Speculation leads me to believe that whoever put the baby there deliberately, put them there with the hopes that they will fare better in life with someone else, that there is someone who is better suited to take care of them.

We are quick to be sentimental, that who better to raise a child than their own mother? Many reflect on the hardships they went through to raise their children and how their children today are grown and thriving, despite the hardships. The challenges of being a single parent, raising a newborn baby, have become a distant memory, so like them, this woman should have “fought”.

In conversation with some of the women present at the scene, on the role of the father in what may have led the woman to this point, one said: “She would not be the first woman to be left by a man, to raise a child on her own.”

Our society has normalised the abnormal so much so that women have internalised the hardships of raising a baby, that they are okay with men being absent – not that I blame them honestly.

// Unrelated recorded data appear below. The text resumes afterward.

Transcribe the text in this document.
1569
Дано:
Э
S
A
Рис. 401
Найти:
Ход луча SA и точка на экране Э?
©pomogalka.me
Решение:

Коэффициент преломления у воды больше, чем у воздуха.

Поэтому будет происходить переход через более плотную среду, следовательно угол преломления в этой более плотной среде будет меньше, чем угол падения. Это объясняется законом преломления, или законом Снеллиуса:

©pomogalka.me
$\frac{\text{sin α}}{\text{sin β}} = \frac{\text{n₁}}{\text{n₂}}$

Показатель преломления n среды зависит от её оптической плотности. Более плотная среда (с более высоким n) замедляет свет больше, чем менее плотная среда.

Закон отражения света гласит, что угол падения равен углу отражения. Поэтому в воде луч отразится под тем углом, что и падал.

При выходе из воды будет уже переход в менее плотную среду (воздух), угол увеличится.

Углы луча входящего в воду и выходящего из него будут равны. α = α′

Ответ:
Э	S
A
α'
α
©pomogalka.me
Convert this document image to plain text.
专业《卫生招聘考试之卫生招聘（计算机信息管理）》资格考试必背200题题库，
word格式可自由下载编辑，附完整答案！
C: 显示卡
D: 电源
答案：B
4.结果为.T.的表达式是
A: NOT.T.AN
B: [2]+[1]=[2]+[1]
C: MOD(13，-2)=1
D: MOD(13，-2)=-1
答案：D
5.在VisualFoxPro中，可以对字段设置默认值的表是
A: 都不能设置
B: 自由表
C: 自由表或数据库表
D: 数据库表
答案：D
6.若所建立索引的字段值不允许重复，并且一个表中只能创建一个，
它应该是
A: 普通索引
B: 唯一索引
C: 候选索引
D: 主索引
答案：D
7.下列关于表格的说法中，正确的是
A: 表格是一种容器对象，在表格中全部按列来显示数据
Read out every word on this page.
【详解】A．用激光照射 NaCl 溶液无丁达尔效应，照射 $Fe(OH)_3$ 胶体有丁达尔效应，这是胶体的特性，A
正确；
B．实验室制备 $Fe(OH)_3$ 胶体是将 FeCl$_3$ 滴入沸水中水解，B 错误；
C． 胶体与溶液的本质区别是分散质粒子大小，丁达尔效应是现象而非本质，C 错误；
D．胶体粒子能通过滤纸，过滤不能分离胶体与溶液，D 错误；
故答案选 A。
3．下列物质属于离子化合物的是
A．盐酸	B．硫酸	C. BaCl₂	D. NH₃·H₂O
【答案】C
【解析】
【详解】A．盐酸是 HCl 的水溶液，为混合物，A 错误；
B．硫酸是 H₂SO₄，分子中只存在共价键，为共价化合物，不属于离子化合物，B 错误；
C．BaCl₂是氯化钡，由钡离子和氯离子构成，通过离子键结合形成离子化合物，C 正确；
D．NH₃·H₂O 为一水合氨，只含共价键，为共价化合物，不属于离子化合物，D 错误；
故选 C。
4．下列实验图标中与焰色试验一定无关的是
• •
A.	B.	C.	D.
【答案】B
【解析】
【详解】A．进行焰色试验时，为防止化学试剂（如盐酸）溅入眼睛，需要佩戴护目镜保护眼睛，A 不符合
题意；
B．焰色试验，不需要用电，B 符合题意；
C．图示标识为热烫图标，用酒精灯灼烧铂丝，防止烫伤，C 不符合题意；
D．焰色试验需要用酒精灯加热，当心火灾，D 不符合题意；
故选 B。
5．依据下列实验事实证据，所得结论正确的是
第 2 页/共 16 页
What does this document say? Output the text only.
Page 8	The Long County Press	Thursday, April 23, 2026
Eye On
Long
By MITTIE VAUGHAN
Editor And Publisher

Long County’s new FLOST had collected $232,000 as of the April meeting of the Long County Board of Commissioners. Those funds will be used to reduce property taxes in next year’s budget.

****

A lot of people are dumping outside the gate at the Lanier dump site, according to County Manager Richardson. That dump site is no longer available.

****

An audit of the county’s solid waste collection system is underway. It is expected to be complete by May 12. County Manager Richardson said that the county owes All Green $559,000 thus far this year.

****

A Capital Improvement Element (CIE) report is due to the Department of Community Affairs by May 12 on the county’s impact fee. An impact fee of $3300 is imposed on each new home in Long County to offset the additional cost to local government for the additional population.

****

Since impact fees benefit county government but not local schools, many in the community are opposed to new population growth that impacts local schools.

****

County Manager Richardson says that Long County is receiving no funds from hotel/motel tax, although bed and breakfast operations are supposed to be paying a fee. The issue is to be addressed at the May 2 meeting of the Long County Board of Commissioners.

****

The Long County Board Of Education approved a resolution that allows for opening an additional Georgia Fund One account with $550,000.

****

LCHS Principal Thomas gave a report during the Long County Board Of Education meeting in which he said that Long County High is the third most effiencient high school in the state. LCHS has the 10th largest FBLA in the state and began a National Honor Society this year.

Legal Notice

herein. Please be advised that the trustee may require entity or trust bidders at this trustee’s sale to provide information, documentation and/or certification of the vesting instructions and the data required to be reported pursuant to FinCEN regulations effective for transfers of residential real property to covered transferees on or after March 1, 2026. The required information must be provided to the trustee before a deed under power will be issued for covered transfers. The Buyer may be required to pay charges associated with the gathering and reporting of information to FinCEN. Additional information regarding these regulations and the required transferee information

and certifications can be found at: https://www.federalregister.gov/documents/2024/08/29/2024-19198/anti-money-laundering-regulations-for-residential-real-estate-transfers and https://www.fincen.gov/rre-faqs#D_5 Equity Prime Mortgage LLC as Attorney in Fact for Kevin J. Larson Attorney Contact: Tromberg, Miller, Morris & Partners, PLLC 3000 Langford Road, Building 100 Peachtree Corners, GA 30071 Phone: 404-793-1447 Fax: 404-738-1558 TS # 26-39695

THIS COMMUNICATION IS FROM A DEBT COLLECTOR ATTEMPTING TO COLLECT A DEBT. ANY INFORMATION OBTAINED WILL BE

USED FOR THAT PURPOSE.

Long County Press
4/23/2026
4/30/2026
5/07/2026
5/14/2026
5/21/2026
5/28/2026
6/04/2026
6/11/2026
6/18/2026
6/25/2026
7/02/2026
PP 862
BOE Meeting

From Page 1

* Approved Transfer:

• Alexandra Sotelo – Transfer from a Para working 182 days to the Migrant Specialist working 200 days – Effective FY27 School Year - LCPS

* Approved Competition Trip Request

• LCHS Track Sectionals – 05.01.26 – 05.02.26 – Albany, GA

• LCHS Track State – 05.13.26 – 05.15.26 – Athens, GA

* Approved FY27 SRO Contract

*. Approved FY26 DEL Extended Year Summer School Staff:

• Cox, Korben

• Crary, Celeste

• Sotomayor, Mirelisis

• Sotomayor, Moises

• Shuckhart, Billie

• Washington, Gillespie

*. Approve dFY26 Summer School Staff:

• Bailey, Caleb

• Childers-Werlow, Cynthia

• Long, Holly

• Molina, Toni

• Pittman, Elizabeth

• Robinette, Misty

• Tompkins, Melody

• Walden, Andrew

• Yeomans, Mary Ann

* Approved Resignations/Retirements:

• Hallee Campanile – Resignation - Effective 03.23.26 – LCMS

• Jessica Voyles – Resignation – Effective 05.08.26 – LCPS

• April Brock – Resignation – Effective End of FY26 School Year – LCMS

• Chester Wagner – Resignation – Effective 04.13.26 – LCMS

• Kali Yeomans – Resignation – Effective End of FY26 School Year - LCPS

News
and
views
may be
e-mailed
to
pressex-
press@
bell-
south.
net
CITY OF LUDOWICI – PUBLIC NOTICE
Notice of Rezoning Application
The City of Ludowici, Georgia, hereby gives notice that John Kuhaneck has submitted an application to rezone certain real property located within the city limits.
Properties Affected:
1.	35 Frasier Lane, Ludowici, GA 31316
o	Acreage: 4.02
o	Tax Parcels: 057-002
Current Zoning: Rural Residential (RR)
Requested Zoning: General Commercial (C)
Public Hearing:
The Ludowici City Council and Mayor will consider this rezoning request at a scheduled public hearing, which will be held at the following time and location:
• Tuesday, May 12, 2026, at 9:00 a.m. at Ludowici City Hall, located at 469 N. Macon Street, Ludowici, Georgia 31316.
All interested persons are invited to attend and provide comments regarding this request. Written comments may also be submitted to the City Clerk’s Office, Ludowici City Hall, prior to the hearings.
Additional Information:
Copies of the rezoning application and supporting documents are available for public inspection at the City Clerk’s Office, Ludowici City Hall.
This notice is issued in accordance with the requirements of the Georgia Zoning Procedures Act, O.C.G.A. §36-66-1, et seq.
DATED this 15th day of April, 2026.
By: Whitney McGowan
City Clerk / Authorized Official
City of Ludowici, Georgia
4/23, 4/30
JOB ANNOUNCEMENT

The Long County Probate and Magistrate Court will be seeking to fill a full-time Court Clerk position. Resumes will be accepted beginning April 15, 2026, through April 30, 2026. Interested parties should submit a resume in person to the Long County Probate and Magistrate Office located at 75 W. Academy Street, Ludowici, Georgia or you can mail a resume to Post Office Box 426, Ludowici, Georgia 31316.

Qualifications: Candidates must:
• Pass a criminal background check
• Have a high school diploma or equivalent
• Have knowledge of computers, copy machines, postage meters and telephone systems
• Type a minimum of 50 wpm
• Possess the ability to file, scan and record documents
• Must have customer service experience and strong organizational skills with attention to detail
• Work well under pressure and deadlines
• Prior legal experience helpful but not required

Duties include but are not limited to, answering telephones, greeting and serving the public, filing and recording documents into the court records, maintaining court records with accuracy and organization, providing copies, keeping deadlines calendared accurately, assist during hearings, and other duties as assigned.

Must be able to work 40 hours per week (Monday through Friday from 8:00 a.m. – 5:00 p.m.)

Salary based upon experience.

But I cannot help but be gobsmacked at the pure dismissal of the fact that, the absence of a father could have been a huge contributing factor.

There is this expectation that a woman should be able to do it alone. In this instance, it seems, there is no room to question the man's role, regardless of the fact that a child is the result of two people. Just like that, the man is absolved of his contribution, because of the expected unreliableness of men.

However, the same logic is not applied in the context of the woman. Where compassion and empathy is felt on her behalf because it is “unlike a woman to abandon their child”. No! a woman does not get a free ticket, premised on the reliable nature of women, that there must be a bigger reason if indeed a child was deliberately abandoned, because this is unexpected behaviour of a woman.

What most people saw was a careless woman, not a woman who is perhaps suffering from postnatal depression – a very common battle in SA, with 30% to 40% of mothers battling this mental illness after giving birth.

This is the very same society that shuns, shames and ridicules girls who choose abortion when faced with unwanted pregnancies but is surprised when children are found abandoned.

Do not get me wrong, I am not justifying the abandoning of an innocent child. What I am bringing to the table for discussion is how quickly our society forgets or how quick we are to forget the context in which some situations occur and the role that this very society has played in the end product.

I am also speaking to what is a natural response of burdening women with the blame as if they were the only ones that made this child. And this is working on an assumption that it is indeed a woman who left that child. We do not stop and ask if the father was present, how differently could this have turned out.